What the bulls bought as an alternative was a 2.2-percentage-point hole between US actual GDP and GDI progress, with the latter revised as much as a still-anaemic 0.2 per cent yr on yr. The GDP-GDI hole has solely been equally huge thrice earlier than: within the final two quarters of 2007 and the second quarter of 2008, in keeping with economist David Rosenberg.
And what about cash provide, Edwards asks, not for the primary time.

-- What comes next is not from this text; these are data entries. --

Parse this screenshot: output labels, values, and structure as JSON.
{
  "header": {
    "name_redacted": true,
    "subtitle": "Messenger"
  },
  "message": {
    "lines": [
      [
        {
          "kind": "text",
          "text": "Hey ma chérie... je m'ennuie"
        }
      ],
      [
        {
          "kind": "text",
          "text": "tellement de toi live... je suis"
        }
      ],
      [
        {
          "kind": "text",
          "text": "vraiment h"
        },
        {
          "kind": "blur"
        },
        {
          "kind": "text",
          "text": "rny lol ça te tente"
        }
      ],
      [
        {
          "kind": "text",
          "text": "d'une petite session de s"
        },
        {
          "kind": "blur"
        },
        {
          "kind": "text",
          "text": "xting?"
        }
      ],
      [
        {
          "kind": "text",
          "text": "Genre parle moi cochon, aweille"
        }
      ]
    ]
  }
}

When individuals are switching out of financial institution deposits into cash market funds it’s straightforward (and unsuitable) to dismiss contraction in slim measures of cash provide, he says — however broader measures are exhibiting the identical factor:
The previous few a long time have seen economists (particularly on the Fed) more and more disregard cash provide. Monetarists have been marginalised — if not dismissed as cranks. That could be a mistake in my view. I wouldn’t name myself a monetarist, however when cash provide weak point (not least the report 1.5% yoy decline in eurozone M3 in August) is confirmed within the information, I sit up and take be aware.
All of which brings us again to Edwards’ current large hit, The Maddest Macro Chart He Has Seen In Years. It’s the one which exhibits borrowing amongst US non-financial corporates rising and their internet curiosity funds collapsing.
This, he concludes, is as a result of corporations borrowed closely in the course of the pandemic on fastened charges and have parked the money at variable charges. Different commentators, corresponding to Absolute Technique Analysis chief economist Dom White, have stated it appeared extra like a data collection quirk that could possibly be fastened by final month’s methodology revisions.
And . . . . . . . . nope.
Whereas increased charges are pushing smaller US companies into bankruptcy on the quickest tempo since early pandemic, it actually does look lots like mega-caps are coining it in, having performed the yield curve profitably (borrowing lengthy to deposit quick).
“Mad,” Edwards concludes, not for the first time.